The consumer organisation’s research shows the only 47% of people in the South West have a will in place.

“That comes as no surprise,” says assistant solicitor Kearney Coffin who works in the Wills and Probate department of Curtis Whiteford Crocker.

Which? Legal says that most people wait until, on average, the age of 47 before putting a will in place with 20% or respondents saying writing a will “had not occurred” to them.

“Many people are putting off doing their Wills and lots of clients tell me how relieved they are when they finally get around to it,” says Kearney. It’s always something they’ve been meaning to do but they have their reasons for not doing it. For younger people, it is might be something they haven’t got round to or think they won’t need to worry until later life . Other people may think they don’t need a Will because they don’t think they a valuable enough estate or there won’t be an Inheritance Tax issue, but with the value of property going up you might be surprised at the value of even a simple estate. Others might think the automatic rules of intestacy are enough and there is no point in preparing a Will.
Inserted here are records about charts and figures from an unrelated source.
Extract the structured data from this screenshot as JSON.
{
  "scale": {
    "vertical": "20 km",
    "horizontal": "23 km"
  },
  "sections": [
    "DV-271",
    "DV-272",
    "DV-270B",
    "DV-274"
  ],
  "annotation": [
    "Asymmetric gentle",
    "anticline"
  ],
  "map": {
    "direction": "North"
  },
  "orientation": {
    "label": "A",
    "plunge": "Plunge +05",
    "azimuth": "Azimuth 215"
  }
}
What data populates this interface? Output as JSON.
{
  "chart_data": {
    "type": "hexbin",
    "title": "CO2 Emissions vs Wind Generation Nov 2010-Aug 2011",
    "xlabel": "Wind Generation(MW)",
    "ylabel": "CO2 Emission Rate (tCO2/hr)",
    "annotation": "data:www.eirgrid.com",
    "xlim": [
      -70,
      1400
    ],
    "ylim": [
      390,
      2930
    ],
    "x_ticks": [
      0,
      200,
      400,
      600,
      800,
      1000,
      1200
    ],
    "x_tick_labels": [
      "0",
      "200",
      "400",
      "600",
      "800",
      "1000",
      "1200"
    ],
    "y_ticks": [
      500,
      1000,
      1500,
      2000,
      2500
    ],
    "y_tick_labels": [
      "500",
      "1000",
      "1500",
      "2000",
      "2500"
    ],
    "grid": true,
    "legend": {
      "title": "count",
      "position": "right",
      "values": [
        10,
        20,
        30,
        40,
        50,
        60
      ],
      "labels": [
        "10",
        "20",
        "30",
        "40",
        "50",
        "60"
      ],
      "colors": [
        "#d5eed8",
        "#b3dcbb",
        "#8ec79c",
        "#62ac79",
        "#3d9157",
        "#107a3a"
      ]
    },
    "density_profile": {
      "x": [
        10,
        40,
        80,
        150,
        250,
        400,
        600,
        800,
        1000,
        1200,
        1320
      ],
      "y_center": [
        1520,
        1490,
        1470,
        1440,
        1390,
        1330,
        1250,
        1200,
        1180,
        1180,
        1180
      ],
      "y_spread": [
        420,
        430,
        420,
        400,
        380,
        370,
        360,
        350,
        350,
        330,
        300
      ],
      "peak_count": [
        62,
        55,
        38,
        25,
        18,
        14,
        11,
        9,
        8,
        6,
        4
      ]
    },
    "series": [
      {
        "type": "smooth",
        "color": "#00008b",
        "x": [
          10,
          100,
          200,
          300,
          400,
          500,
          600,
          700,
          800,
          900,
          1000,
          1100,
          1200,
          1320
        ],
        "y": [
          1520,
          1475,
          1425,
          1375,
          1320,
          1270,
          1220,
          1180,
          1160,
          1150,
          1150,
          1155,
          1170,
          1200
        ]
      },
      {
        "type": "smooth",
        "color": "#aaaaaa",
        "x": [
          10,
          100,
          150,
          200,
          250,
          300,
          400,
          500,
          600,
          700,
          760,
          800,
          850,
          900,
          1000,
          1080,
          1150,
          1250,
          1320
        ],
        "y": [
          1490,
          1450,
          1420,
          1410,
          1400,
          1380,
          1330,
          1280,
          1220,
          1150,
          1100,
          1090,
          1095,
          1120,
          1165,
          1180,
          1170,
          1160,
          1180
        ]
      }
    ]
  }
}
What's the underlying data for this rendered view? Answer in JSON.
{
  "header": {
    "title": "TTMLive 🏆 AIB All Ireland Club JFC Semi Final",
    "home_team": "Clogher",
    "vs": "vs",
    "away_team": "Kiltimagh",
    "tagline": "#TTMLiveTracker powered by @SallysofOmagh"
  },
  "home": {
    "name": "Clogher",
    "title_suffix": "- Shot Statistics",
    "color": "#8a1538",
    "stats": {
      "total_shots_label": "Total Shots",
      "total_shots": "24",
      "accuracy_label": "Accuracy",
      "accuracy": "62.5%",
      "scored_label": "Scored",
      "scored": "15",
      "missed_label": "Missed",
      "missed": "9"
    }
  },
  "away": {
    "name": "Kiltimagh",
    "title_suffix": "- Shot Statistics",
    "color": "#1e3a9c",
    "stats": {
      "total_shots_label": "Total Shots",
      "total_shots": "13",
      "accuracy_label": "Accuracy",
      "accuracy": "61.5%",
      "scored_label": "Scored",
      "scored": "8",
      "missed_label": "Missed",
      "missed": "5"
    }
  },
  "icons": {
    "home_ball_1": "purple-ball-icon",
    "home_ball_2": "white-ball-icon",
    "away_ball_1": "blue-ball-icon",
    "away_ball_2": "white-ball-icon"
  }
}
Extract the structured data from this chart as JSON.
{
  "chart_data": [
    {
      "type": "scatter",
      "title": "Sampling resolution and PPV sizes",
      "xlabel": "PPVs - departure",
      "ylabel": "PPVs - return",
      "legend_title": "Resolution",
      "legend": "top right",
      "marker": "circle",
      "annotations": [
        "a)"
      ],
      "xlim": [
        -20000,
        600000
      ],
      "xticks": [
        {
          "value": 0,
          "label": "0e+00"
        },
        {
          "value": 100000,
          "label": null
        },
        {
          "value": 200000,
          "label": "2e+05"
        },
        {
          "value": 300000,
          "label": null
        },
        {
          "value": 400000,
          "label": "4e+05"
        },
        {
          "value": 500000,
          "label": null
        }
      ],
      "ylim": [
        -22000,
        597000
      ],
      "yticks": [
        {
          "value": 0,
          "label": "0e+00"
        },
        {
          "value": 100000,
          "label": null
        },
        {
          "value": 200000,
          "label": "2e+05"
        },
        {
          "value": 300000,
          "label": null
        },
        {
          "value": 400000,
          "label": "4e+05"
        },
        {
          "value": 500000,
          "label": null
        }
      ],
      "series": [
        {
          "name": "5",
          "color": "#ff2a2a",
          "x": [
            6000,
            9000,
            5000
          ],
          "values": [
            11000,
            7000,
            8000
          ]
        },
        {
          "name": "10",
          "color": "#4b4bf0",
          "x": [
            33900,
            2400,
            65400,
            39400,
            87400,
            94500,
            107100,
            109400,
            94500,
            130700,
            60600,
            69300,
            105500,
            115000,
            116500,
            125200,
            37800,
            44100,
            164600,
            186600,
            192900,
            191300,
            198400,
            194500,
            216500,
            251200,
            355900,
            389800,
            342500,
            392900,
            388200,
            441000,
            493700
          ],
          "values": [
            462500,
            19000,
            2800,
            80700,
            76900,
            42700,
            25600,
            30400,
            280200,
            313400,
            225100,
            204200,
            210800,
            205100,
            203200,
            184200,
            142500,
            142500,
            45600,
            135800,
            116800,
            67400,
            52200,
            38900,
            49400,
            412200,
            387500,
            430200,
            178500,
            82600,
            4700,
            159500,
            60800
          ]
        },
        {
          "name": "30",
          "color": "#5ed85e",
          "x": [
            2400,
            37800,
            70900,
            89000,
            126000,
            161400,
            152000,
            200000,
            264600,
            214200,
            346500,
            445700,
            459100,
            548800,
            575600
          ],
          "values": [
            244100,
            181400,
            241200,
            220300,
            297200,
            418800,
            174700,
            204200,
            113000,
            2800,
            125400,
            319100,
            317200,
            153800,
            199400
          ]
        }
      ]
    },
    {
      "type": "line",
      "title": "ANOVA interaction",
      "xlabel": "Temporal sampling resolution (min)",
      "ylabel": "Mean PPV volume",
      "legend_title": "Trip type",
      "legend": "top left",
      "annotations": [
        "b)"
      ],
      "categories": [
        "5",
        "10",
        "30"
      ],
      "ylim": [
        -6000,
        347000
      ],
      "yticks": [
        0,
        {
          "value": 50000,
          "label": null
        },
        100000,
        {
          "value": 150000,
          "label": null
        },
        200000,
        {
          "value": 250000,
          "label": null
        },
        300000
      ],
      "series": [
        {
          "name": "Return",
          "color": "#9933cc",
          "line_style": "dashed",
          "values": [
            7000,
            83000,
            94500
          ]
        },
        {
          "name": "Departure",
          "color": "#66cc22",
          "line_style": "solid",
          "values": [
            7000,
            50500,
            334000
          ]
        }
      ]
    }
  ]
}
The complicated nature of modern family relationships also makes it important to give clear instructions in a will.

“Parents might be divorced, or separated; a person might be on their second or third marriage; there could be children and stepchildren. There are a lot more complex family structures,” says Kearney.

“Having a will in place gives clarity as well as peace of mind on personal issues as well as legal. It might be about the funeral, someone expressing a wish to be cremated. Or a specific bequest to a particular individual. Sometimes a specific item will have more sentimental ‘value’ than a lump sum of money. Preparing a will to include these personal touches can mean so much to your loved ones instead of leaving them with automatic rules only.

“Most importantly, wills and probate is part of a very traditional law system which doesn’t recognise longterm cohabiting partners automatically so it is vital if you want to choose who should inherit from you that you make your wishes legally binding. A letter of wishes is not enough. When it comes to ‘common law marriage’, in the law there is no such thing and not preparing a Will can result in a claim being made against your estate., which can be a really onerous and unpleasant experience for all involved.

As well as preparing wills and managing probate, Kearney and the team at Curtis Whiteford Crocker are also involved in estate and tax planning. Many people believe that, if they die intestate – without a valid will – their money simply goes to the government.

“That’s much rarer than you think,” explains Kearney. “The Treasury is at the bottom of a very long list under the rules of intestacy. It could go to parents, whole brothers and sisters, half brothers and sisters and aunts and uncles first and other relatives before it would go to the goverment. Many people are just as disgusted to think a distant family member they may not know could inherit their estate!

“I tell people they need a Plan A, B, C and maybe even D. You even need to consider what happens if there is an awful family tragedy when everyone is on holiday.

“Once you’ve made your will, you need to review it every couple of years,” says Kearney. “It’s amazing how many people don’t realise the impact of marriage and divorce on a will. When you marry, an existing will is automatically revoked. There also might be changes in the law, or government policy which affect a will. It can be very complex, so it’s important to get the right advice and do it properly.”